- Interactive map of the Bescot Hall area

General information
- Type: Manor house
- Classification: Grade I
- Location: Bescot, United Kingdom
- Coordinates: 52°34′07″N 2°00′12″W﻿ / ﻿52.568611°N 2.003365°W
- Opened: Before 1311
- Closed: 1937

Design and construction
- Architect: Hillary family

= Bescot Hall =

Bescot Hall is a former manor house in the area of Walsall in England that is known as Bescot. Only partial earthworks remain, including the moat, which is a shallow depression for most of its circuit.

==History==
Bescot Hall was constructed before 1311 and it was first possessed by the Hillary family; it may have been associated with the nearby Bescot Castle. In 1403, Sir Roger Hillary died and the manor was passed on to the possession of his wife, Margaret. When she died, the property was passed on to Sir John Saer de Rochford, Roger's nephew. It later passed into the possession of the Mountfort family.

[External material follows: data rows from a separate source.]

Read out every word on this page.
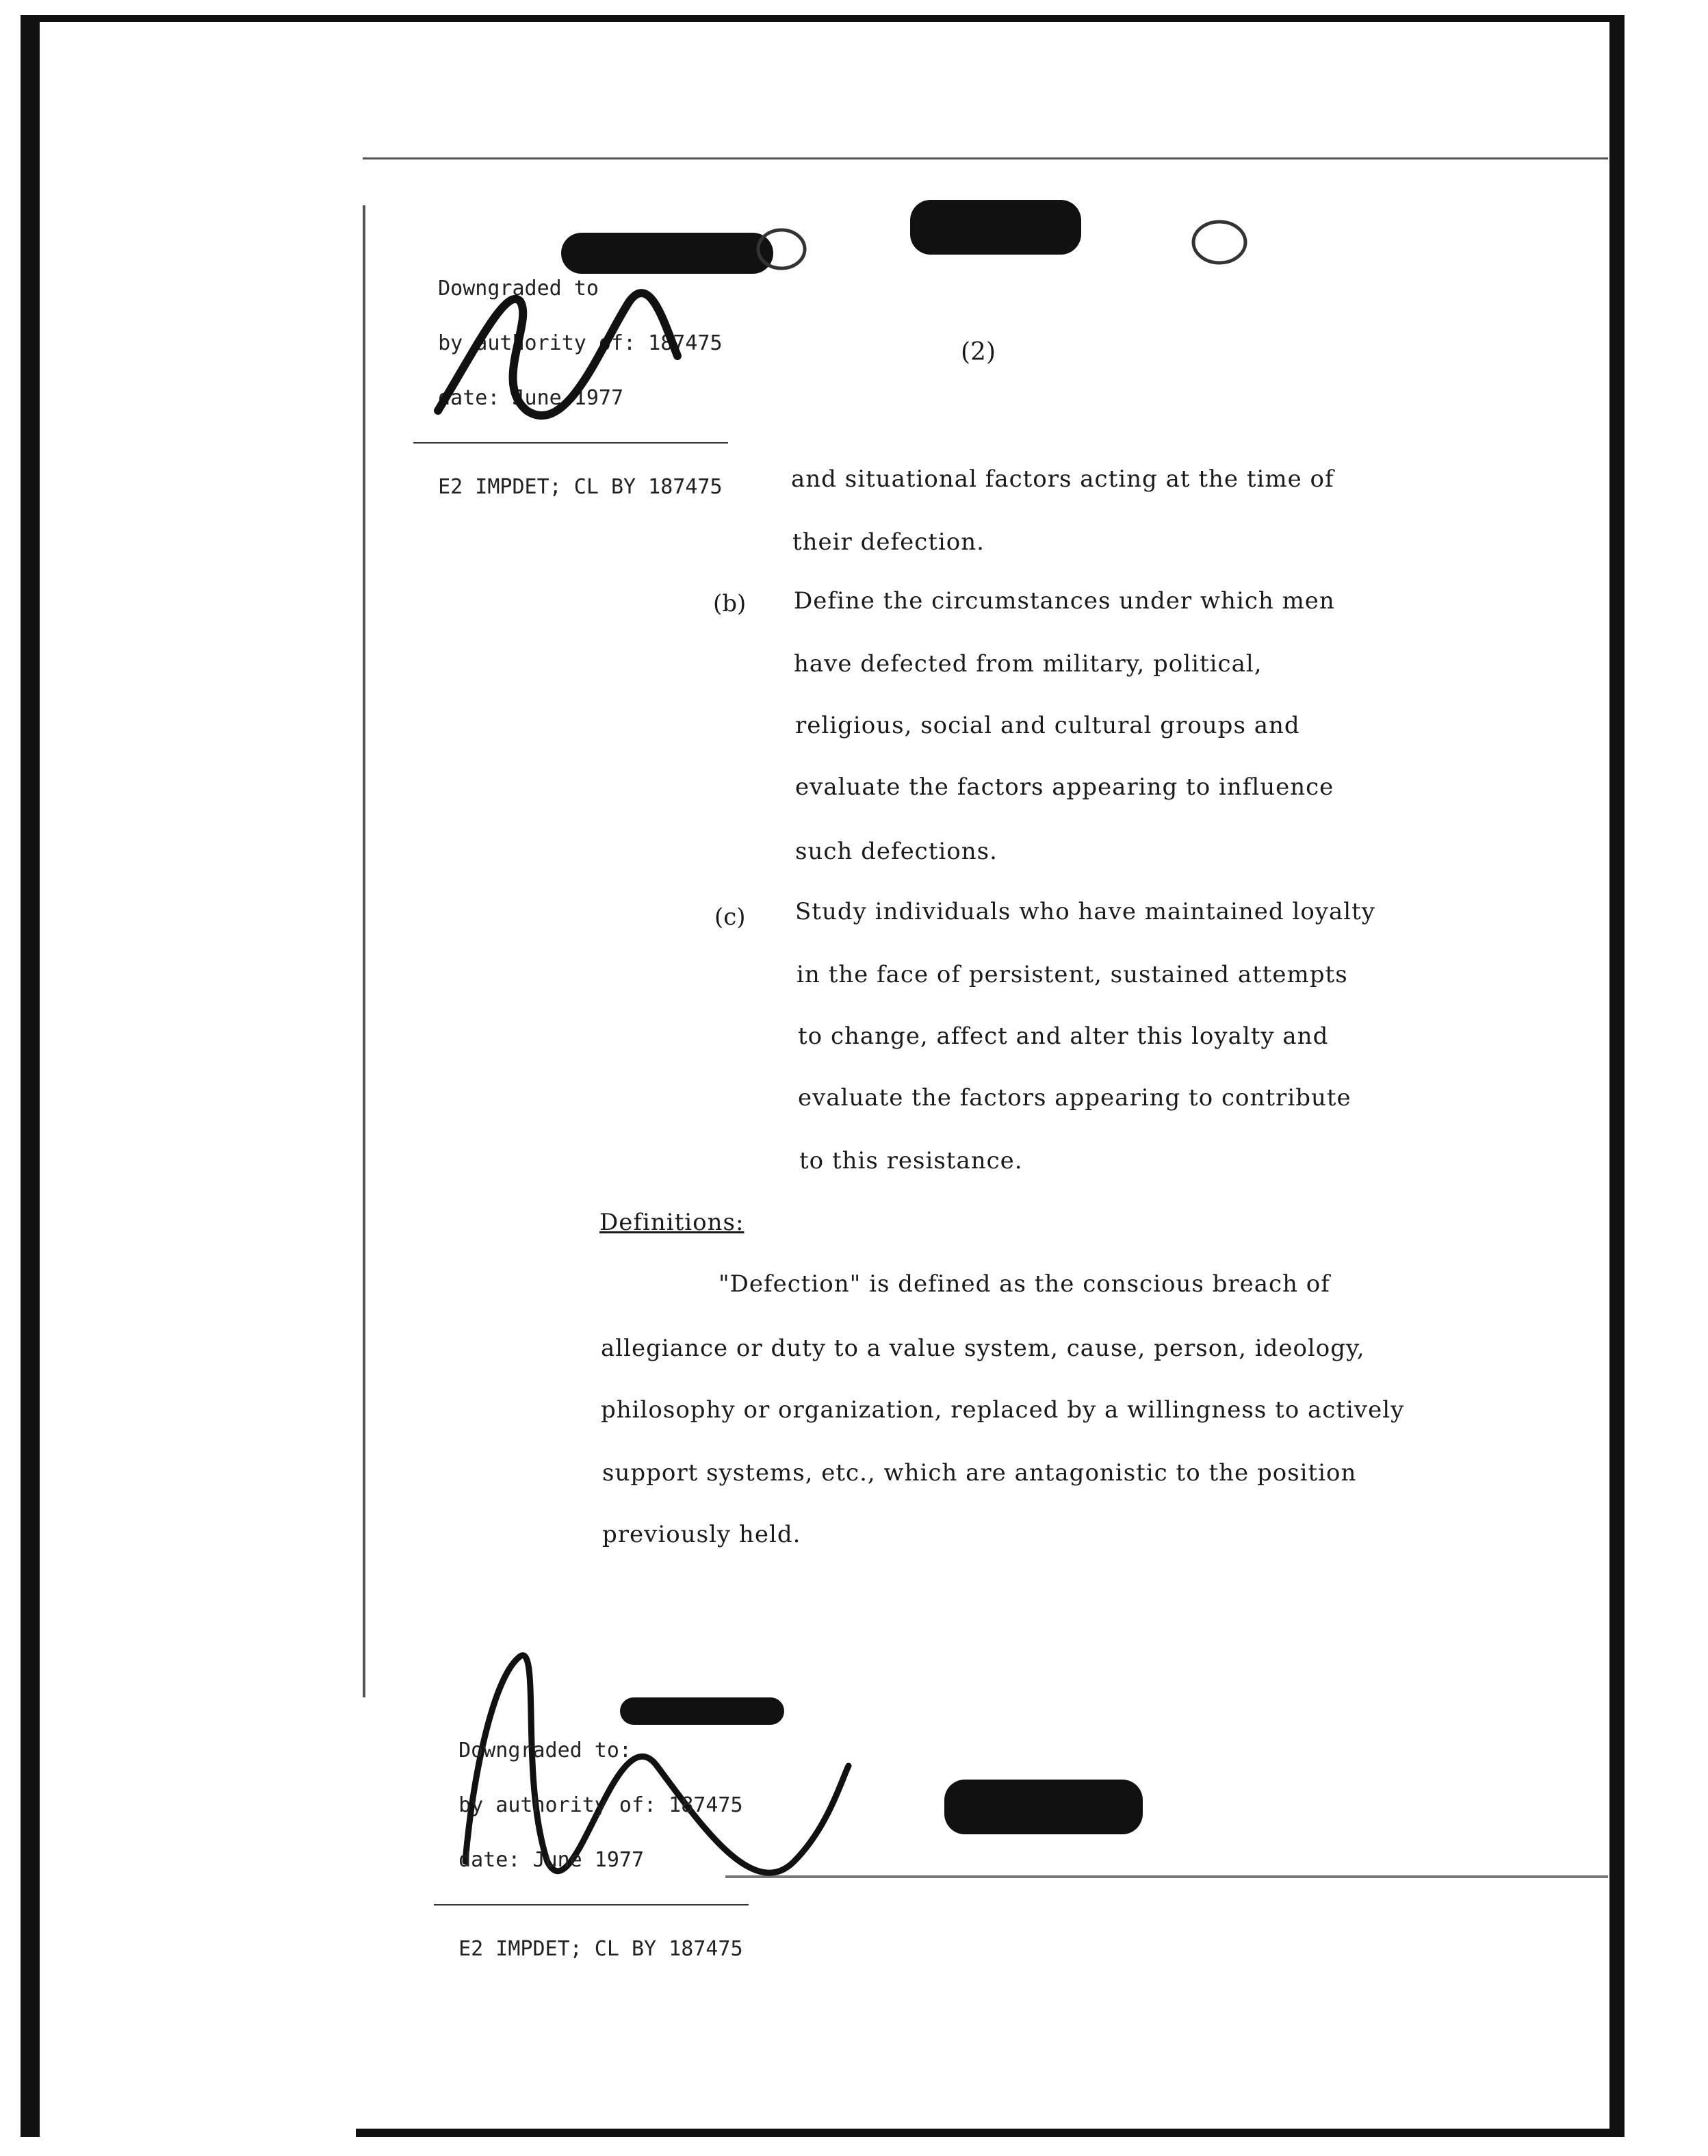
Downgraded to

by authority of: 187475

date: June 1977

E2 IMPDET; CL BY 187475

(2)
and situational factors acting at the time of
their defection.
(b) Define the circumstances under which men
have defected from military, political,
religious, social and cultural groups and
evaluate the factors appearing to influence
such defections.
(c) Study individuals who have maintained loyalty
in the face of persistent, sustained attempts
to change, affect and alter this loyalty and
evaluate the factors appearing to contribute
to this resistance.
Definitions:
"Defection" is defined as the conscious breach of
allegiance or duty to a value system, cause, person, ideology,
philosophy or organization, replaced by a willingness to actively
support systems, etc., which are antagonistic to the position
previously held.

Downgraded to:

by authority of: 187475

date: June 1977

E2 IMPDET; CL BY 187475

In 1460, the manor passed into the possession of Sir Baldwin Mountfort following the death of Sir William Mountfort. Edward Mountfort, who died in 1691, appears to be the last male heir in the family and the estate was passed on to his daughter who passed it on to her husband Jonas Slaney in 1717. By 1717, the estate was stated as having an area of 507 acre. Slaney sold the estate to Richard Wilks and in 1794, the estate was purchased by Richmond Aston.

The original building was demolished during the 18th century and it was rebuilt on a new site north-east of the original moat on what is now the west side of Bescot Drive. The second building was used as a private school between 1922–29 and it was eventually demolished in 1937 and only earthworks remain.